Vervolging, rehabilitatie en Afrikaans avontuur

Na de oorlog werden veel Duitse acteurs en actrices ondervraagd door de geallieerden. Sommigen kregen toestemming weer aan het werk te gaan terwijl anderen, onder wie Leni Riefenstahl, op de zwarte lijst belandden. Het rapport dat het 'Seventh Army Interrogation Center' opstelde, is voor een belangrijk deel door G.B. Infield afgedrukt. In het rapport wordt Leni Riefenstahl beschreven als een gebroken vrouw, compleet gedesoriënteerd door de ineenstorting van het Derde Rijk. 'It's difficult to recognize the leading actress of the films Das Blaue Licht, Die Weisse Hölle vom Piz Palü, Stürme über dem Montblanc, and SOS-Eisberg in this aging, seriously ailing woman. Arrest, interrogation, and internment have strongly affected her mental state, and gives the impression of a broken human being' (79).

Leugens en ontkenning

Ze zei tijdens dit onderzoek dingen die eenvoudigweg niet waar zijn. Zo beweerde ze bijvoorbeeld dat ze buiten Hitler en Speer niemand kende onder de nazi's. Maar uit foto's blijkt dat ze bijvoorbeeld Goebbels herhaaldelijk ontmoet heeft, ook privé. En uit brieven blijkt dat ze het ook met Julius Streicher goed kon vinden. Hij staat bekend als een van fanatieke nazi en een van de ergste jodenhaters. Hij hielp haar in een proces tegen de jood Béla Balázs en ze bezochten elkaar privé (80).

Riefenstahl met familie en hoog nazibezoek voor haar huis in Dahlem in 1937

In juni 1937 ontving Riefenstahl onder meer Hitler en Goebbels in haar huis in Dahlem. Op de eerste foto staan v.l.n.r.: Ilse Riefenstahl (vrouw van broer Heinz), Capt. Fritz Wiedemann (Hitlers adjudant), Dr. Ebersberg, Bertha Riefenstahl ( moeder), Joseph Goebbels, Heinz Riefenstahl (broer), Leni Riefenstahl, Adolf Hitler.

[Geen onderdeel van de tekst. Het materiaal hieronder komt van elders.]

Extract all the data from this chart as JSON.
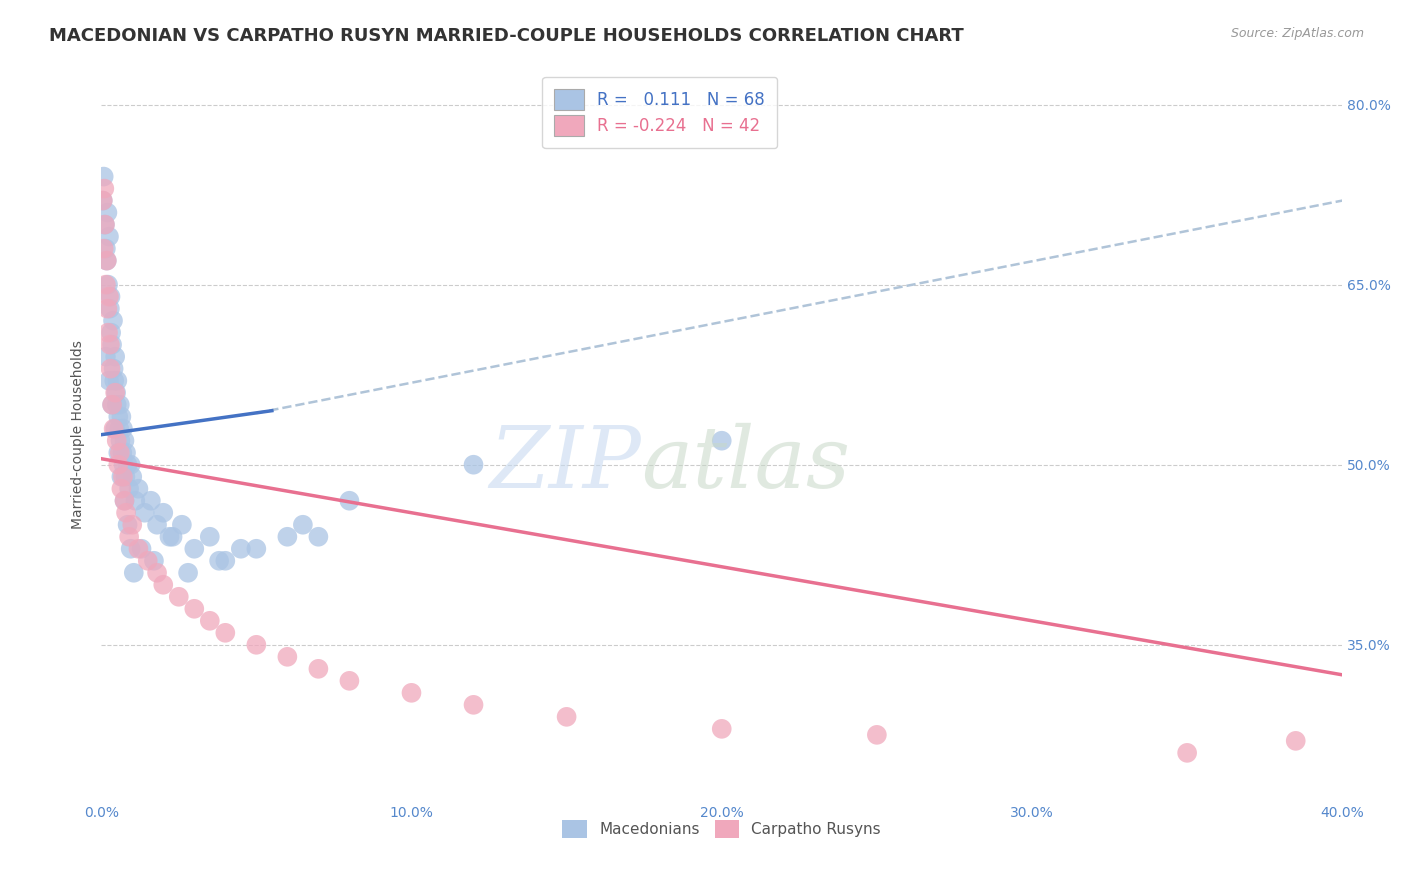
{
  "title": "MACEDONIAN VS CARPATHO RUSYN MARRIED-COUPLE HOUSEHOLDS CORRELATION CHART",
  "source": "Source: ZipAtlas.com",
  "ylabel": "Married-couple Households",
  "xlim": [
    0.0,
    40.0
  ],
  "ylim": [
    22.0,
    83.0
  ],
  "xticks": [
    0.0,
    10.0,
    20.0,
    30.0,
    40.0
  ],
  "yticks": [
    35.0,
    50.0,
    65.0,
    80.0
  ],
  "ytick_labels": [
    "35.0%",
    "50.0%",
    "65.0%",
    "80.0%"
  ],
  "xtick_labels": [
    "0.0%",
    "10.0%",
    "20.0%",
    "30.0%",
    "40.0%"
  ],
  "blue_color": "#aac4e4",
  "pink_color": "#f0a8bc",
  "blue_line_color": "#4472c4",
  "pink_line_color": "#e87090",
  "dashed_line_color": "#b0c4d8",
  "background_color": "#ffffff",
  "grid_color": "#cccccc",
  "mac_x": [
    0.05,
    0.08,
    0.12,
    0.15,
    0.18,
    0.2,
    0.22,
    0.25,
    0.28,
    0.3,
    0.32,
    0.35,
    0.38,
    0.4,
    0.42,
    0.45,
    0.48,
    0.5,
    0.52,
    0.55,
    0.58,
    0.6,
    0.62,
    0.65,
    0.68,
    0.7,
    0.72,
    0.75,
    0.78,
    0.8,
    0.85,
    0.9,
    0.95,
    1.0,
    1.1,
    1.2,
    1.4,
    1.6,
    1.8,
    2.0,
    2.3,
    2.6,
    3.0,
    3.5,
    4.0,
    5.0,
    6.0,
    7.0,
    0.15,
    0.25,
    0.35,
    0.45,
    0.55,
    0.65,
    0.75,
    0.85,
    0.95,
    1.05,
    1.3,
    1.7,
    2.2,
    2.8,
    3.8,
    4.5,
    6.5,
    8.0,
    12.0,
    20.0
  ],
  "mac_y": [
    72.0,
    74.0,
    70.0,
    68.0,
    67.0,
    71.0,
    65.0,
    69.0,
    63.0,
    64.0,
    61.0,
    60.0,
    62.0,
    58.0,
    57.0,
    59.0,
    56.0,
    55.0,
    57.0,
    54.0,
    53.0,
    55.0,
    52.0,
    54.0,
    51.0,
    53.0,
    50.0,
    52.0,
    49.0,
    51.0,
    50.0,
    48.0,
    50.0,
    49.0,
    47.0,
    48.0,
    46.0,
    47.0,
    45.0,
    46.0,
    44.0,
    45.0,
    43.0,
    44.0,
    42.0,
    43.0,
    44.0,
    44.0,
    59.0,
    57.0,
    55.0,
    53.0,
    51.0,
    49.0,
    47.0,
    45.0,
    43.0,
    41.0,
    43.0,
    42.0,
    44.0,
    41.0,
    42.0,
    43.0,
    45.0,
    47.0,
    50.0,
    52.0
  ],
  "rus_x": [
    0.05,
    0.08,
    0.1,
    0.12,
    0.15,
    0.18,
    0.2,
    0.22,
    0.25,
    0.28,
    0.3,
    0.35,
    0.4,
    0.45,
    0.5,
    0.55,
    0.6,
    0.65,
    0.7,
    0.75,
    0.8,
    0.9,
    1.0,
    1.2,
    1.5,
    1.8,
    2.0,
    2.5,
    3.0,
    3.5,
    4.0,
    5.0,
    6.0,
    7.0,
    8.0,
    10.0,
    12.0,
    15.0,
    20.0,
    25.0,
    35.0,
    38.5
  ],
  "rus_y": [
    72.0,
    68.0,
    73.0,
    70.0,
    65.0,
    67.0,
    63.0,
    61.0,
    64.0,
    60.0,
    58.0,
    55.0,
    53.0,
    56.0,
    52.0,
    50.0,
    51.0,
    48.0,
    49.0,
    47.0,
    46.0,
    44.0,
    45.0,
    43.0,
    42.0,
    41.0,
    40.0,
    39.0,
    38.0,
    37.0,
    36.0,
    35.0,
    34.0,
    33.0,
    32.0,
    31.0,
    30.0,
    29.0,
    28.0,
    27.5,
    26.0,
    27.0
  ],
  "blue_line_x0": 0.0,
  "blue_line_y0": 52.5,
  "blue_line_x1": 5.5,
  "blue_line_y1": 54.5,
  "dash_line_x0": 5.0,
  "dash_line_y0": 54.3,
  "dash_line_x1": 40.0,
  "dash_line_y1": 72.0,
  "pink_line_x0": 0.0,
  "pink_line_y0": 50.5,
  "pink_line_x1": 40.0,
  "pink_line_y1": 32.5,
  "title_fontsize": 13,
  "axis_label_fontsize": 10,
  "tick_fontsize": 10,
  "legend_fontsize": 12,
  "watermark_zip_color": "#c8daf0",
  "watermark_atlas_color": "#c8d8c8"
}
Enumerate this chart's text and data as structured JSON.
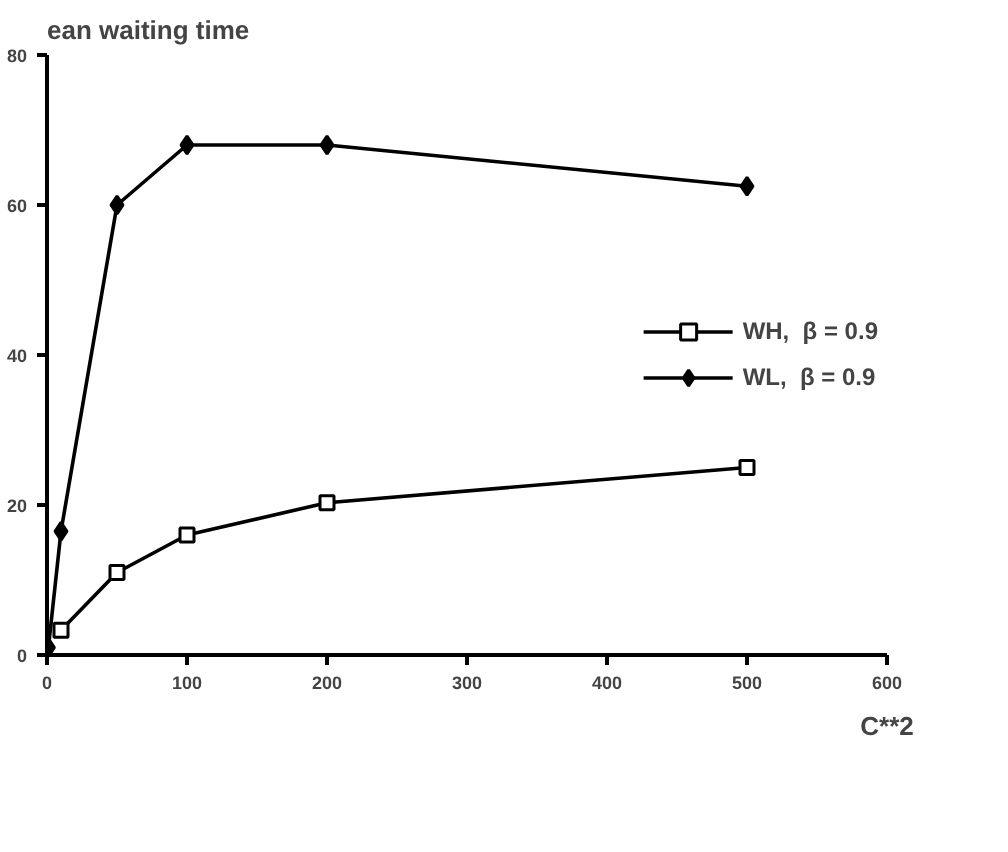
{
  "chart_data": {
    "type": "line",
    "ylabel": "ean waiting time",
    "xlabel": "C**2",
    "xlim": [
      0,
      600
    ],
    "xticks": [
      0,
      100,
      200,
      300,
      400,
      500,
      600
    ],
    "ylim": [
      0,
      80
    ],
    "yticks": [
      0,
      20,
      40,
      60,
      80
    ],
    "grid": false,
    "legend": "right",
    "line_style": "solid",
    "series": [
      {
        "name": "WH,  β = 0.9",
        "color": "#000000",
        "marker": "square",
        "x": [
          10,
          50,
          100,
          200,
          500
        ],
        "values": [
          3.3,
          11,
          16,
          20.3,
          25
        ]
      },
      {
        "name": "WL,  β = 0.9",
        "color": "#000000",
        "marker": "diamond",
        "x": [
          1,
          10,
          50,
          100,
          200,
          500
        ],
        "values": [
          1,
          16.5,
          60,
          68,
          68,
          62.5
        ]
      }
    ]
  }
}
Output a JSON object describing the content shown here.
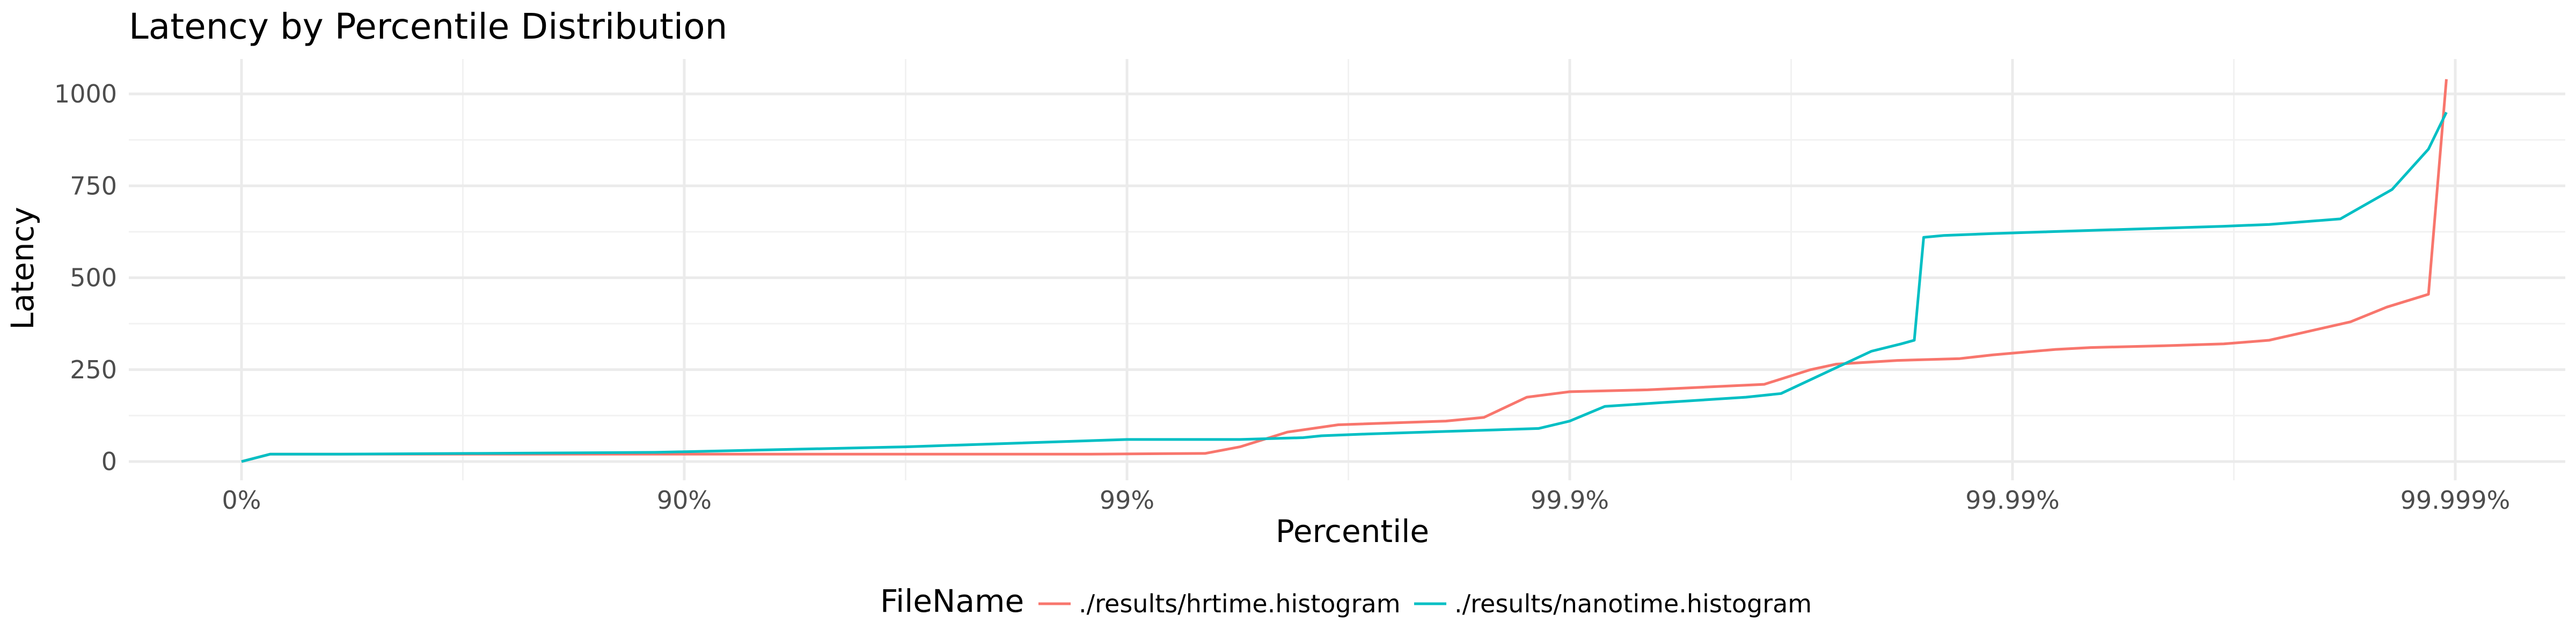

Hartelijke begroeting van Hitler door Riefenstahl

De Amerikanen vroegen haar ook wat ze wist van de jodenvervolging en de concentratiekampen. Ze zegt dan dat ze daar niets van wist. 'Today, when I hear all these dreadful things which happened to Germany. I could cry. And I cannot crasp how any of the people who shared Hitlers political ideas have the courage to continue living. I would have committed suicide had I felt that I shared the responsibility for these crimes' (81). Riefenstahl voelde geen verantwoordelijkheid voor de politieke gebeurtenissen in Duitsland, omdat ze nou eenmaal slechts een kunstenares was. 'She had never thought about the Fuhrer's policy because she does not have the slightest idea about these things (82). Ze zegt nooit antisemitische ideeën te hebben gehad en veel met joden te hebben samengewerkt. Maar de enige die ze met name noemt, beschrijft ze vervolgens als oneerlijk en verraderlijk (83). Ook Harry Sokal geeft een anekdote waaruit blijkt dat ze niet zo vriendelijk over joden dacht als ze de onderzoekscommissie wilde doen geloven. Sokal zegt: 'Riefenstahl blamed the Jewish critics for trying to wreck her career. She said that they where 'foreigners' who didn't understand her art and when Hitler came to power he would not permit them to do such things' (84). Daarbij vergat ze dat Harry Sokal zelf joods was en dat hij en Béla Balázs een belangrijk aandeel hadden in de totstandkoming van haar films en het daarop volgende succes. Henry Jaworsky, half-joods, getuigt daarentegen dat hij van Leni Riefenstahl nooit een antisemitische opmerking heeft gehoord en dat zij hem ook tijdens de oorlog herhaaldelijk heeft geholpen als hij in moeilijkheden zat in verband met zijn gedeeltelijk joodse achtergrond (85). Na deze eerste ondervragingsronde door de Amerikanen werd Leni Riefenstahl nog vele malen verhoord en uiteindelijk kwam ze in 1949 als 'sympathisant' in het dossier.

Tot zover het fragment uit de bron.